Johnson & Johnson announced Wednesday that it was beginning Phase 3 trials of a vaccine, which, unlike other candidates, required only a single dose.
"When you’re trying to vaccinate hundreds of millions of people, it’s a logistic challenge to get people to come back for the second dose," Fauci said during an online discussion Thursday.
The FDA may not wait for the end of clinical trials to grant full approval and instead grant an emergency use authorization for a vaccine, something that has never been given for a vaccine, Spearman said. That could be justified if multiple experts determine there is enough data to demonstrate safety and effectiveness, he said.
Bernstein’s committee is discussing recommendations on which populations to prioritize for a vaccine, he said.

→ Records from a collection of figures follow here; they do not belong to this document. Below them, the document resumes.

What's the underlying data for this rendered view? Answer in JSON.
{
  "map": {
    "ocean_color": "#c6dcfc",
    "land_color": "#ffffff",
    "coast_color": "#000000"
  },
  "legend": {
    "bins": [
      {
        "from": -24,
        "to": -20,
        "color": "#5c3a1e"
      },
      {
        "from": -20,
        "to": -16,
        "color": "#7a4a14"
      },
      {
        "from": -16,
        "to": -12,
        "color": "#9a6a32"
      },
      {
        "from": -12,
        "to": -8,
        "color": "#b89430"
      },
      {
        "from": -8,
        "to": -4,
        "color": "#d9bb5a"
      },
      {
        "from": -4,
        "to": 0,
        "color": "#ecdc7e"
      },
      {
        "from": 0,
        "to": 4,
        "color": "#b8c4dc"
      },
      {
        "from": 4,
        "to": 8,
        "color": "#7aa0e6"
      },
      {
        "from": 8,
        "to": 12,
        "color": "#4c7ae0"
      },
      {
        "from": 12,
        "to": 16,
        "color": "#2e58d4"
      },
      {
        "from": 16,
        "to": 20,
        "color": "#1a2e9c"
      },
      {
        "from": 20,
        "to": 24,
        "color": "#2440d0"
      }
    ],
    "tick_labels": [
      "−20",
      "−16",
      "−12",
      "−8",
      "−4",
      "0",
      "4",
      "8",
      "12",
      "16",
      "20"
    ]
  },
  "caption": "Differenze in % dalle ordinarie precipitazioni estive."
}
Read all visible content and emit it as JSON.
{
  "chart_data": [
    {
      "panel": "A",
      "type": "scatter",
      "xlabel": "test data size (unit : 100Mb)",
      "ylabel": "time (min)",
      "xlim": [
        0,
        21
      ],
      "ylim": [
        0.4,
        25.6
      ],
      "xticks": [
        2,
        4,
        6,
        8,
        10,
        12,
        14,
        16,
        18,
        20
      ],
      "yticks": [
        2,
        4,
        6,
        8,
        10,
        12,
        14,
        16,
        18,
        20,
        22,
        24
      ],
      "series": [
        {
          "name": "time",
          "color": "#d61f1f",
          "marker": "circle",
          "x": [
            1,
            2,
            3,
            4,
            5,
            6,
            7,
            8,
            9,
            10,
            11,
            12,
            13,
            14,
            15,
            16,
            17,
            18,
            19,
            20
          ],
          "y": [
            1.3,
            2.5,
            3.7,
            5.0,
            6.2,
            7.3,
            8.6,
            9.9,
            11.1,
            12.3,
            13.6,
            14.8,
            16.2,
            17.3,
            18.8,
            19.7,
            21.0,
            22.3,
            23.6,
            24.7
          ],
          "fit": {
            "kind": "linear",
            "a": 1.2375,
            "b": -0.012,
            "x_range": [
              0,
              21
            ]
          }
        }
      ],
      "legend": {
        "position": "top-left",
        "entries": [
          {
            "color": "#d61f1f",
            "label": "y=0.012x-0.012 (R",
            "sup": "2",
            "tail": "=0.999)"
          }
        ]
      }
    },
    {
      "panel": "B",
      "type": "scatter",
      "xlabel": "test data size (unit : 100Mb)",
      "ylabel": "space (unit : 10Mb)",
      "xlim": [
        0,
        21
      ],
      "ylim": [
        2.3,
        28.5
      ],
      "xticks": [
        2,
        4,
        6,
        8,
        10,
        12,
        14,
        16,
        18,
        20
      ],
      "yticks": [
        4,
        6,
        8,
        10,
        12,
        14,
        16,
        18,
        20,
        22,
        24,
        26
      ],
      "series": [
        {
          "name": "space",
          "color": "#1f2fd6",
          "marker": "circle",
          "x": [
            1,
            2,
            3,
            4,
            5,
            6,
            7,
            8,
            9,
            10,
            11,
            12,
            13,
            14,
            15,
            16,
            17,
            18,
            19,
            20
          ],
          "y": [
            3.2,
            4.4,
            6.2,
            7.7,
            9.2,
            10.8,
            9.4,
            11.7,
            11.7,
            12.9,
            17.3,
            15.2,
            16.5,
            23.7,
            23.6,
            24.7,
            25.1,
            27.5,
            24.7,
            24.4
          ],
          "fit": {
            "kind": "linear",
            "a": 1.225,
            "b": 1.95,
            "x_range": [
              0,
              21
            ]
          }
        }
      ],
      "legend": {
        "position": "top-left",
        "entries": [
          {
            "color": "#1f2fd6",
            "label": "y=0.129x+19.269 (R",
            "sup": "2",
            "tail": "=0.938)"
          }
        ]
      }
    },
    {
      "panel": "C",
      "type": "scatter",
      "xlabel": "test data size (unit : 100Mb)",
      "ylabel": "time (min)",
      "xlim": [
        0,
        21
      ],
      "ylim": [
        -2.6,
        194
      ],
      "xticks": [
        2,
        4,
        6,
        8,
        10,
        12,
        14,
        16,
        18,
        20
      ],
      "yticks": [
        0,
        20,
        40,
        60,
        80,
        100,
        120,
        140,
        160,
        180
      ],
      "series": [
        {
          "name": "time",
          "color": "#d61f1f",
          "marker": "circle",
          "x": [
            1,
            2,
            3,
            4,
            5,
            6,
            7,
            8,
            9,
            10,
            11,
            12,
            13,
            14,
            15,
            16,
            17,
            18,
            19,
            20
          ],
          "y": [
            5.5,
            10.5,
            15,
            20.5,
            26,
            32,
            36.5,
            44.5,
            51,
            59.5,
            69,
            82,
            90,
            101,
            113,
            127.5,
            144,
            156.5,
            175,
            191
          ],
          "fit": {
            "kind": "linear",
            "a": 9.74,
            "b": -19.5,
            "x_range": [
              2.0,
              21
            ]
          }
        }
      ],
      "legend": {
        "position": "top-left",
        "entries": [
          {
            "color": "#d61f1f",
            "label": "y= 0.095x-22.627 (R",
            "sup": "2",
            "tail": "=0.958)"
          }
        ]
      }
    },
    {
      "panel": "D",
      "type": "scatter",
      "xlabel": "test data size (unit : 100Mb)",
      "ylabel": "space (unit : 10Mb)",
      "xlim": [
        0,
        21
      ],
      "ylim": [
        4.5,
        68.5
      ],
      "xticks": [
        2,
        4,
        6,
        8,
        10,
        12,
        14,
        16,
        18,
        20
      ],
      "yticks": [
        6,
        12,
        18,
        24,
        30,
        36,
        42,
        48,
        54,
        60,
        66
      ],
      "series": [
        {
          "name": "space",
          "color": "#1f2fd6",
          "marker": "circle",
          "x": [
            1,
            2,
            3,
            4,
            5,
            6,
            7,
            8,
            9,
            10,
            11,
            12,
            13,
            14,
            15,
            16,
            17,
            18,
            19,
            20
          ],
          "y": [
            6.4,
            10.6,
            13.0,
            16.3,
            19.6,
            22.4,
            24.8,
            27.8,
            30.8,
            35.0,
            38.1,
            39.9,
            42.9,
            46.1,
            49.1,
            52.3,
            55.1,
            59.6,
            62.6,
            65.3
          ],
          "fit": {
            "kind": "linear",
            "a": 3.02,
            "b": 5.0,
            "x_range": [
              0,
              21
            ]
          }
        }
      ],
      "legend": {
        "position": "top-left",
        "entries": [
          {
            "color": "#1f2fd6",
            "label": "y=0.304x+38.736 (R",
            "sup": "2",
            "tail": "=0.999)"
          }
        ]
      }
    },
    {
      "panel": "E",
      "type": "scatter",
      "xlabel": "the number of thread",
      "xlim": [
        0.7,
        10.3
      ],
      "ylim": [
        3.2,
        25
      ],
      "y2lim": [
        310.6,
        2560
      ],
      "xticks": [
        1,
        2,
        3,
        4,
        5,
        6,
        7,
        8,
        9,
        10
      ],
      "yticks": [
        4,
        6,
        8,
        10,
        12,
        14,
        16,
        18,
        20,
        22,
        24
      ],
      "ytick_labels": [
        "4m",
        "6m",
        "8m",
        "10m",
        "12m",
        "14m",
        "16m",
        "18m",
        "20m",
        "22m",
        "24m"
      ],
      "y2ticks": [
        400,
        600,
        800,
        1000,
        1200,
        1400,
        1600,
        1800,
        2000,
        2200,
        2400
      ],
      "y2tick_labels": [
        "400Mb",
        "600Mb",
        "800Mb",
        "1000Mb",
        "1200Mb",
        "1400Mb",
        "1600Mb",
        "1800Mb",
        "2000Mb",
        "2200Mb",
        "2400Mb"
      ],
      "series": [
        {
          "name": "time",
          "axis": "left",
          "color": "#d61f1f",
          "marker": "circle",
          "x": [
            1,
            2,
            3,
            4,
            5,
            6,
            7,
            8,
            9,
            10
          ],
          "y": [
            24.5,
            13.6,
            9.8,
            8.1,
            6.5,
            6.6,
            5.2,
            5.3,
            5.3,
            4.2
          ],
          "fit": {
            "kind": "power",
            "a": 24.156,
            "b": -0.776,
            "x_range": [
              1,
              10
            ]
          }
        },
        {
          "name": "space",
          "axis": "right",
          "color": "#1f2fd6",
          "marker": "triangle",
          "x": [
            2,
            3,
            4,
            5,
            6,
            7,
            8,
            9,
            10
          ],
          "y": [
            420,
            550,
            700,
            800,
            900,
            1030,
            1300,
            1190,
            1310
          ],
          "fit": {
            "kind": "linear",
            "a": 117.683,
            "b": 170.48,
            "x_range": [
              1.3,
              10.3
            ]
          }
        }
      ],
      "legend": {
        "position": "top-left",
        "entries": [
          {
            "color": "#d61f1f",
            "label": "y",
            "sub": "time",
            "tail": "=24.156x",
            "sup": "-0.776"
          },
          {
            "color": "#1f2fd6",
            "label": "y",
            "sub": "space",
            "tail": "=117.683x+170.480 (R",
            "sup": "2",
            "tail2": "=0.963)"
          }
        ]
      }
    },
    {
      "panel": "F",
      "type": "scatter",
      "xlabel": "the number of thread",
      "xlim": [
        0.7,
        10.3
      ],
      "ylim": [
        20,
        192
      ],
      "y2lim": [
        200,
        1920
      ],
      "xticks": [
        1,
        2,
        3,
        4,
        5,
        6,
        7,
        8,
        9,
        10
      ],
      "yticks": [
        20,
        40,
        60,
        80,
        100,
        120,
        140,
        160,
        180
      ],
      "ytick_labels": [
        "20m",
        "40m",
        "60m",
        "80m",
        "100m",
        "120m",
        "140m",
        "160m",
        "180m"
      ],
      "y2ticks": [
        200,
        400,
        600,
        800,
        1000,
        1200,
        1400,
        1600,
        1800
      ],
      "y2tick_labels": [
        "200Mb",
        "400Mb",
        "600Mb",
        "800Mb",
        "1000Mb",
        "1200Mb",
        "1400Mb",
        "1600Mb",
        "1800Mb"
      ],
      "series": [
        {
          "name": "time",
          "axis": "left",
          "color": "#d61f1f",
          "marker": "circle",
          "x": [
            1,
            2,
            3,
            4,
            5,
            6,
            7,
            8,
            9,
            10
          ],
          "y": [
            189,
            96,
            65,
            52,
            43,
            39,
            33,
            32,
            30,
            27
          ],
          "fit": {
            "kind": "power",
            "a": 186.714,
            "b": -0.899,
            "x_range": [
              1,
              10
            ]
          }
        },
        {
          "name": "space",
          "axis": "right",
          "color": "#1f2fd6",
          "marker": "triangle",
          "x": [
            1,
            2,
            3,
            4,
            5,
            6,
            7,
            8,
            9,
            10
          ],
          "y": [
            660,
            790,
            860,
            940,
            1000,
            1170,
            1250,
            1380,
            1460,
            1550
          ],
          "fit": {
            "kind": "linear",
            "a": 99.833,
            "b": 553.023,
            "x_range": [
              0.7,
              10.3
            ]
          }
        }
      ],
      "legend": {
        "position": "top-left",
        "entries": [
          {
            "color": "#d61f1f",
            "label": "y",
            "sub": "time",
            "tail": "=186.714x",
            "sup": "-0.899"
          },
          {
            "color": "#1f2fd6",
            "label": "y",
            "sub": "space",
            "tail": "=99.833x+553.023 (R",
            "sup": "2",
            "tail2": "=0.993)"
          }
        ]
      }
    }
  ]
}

Children likely will be among the last to be vaccinated, because U.S. clinical trials still have not started for them.
Fauci said Thursday there were "good ethical reasons" for not testing a vaccine on children while safety data was still accumulating and kids were less likely to get sick from the coronavirus than others.
But Dr. Sharon Nachman, chief of pediatric infectious diseases at Stony Brook Children’s Hospital, said, "Delaying studying in children effectively puts them at risk for getting sick and dying of COVID."
Nachman is co-author of a newly published paper in the journal Clinical Infectious Diseases that calls for the start of clinical trials with children.
Vaccines in Phase 3 trials already have demonstrated a degree of safety and immune response, so it’s appropriate to begin the much smaller Phase 1 and 2 trials in children, Nachman said.
While children remain unvaccinated, they can still transmit the virus to others, she said.
"You’re never really going to stop the pandemic because so many households contain children and they will just continue to be a source of new COVID infections in the community," she said.
The National Academies of Sciences, Engineering and Medicine released a draft report Sept. 1 on distribution of a vaccine. The academies are congressionally chartered, independent bodies that advise the federal government.
The academies proposed the vaccine be distributed in this order of priority:
1a: High-risk workers in health care facilities and first responders.
1b: People with health conditions putting them at high risk of severe or fatal COVID-19 cases, and older adults in nursing homes and other “congregate or overcrowded settings.”
2. All older adults, teachers and school staff, residents of homeless shelters and group homes, incarcerated and detained people, those with health conditions that lead to a moderate risk of severe or fatal COVID-19 cases, and workers deemed essential to the functioning of society who have a high risk of infection.
3. Young adults, children and essential workers who are at moderate risk of infection.
4. Anyone not in the first three categories. The academies estimate the first three categories would comprise 85% to 95% of Americans.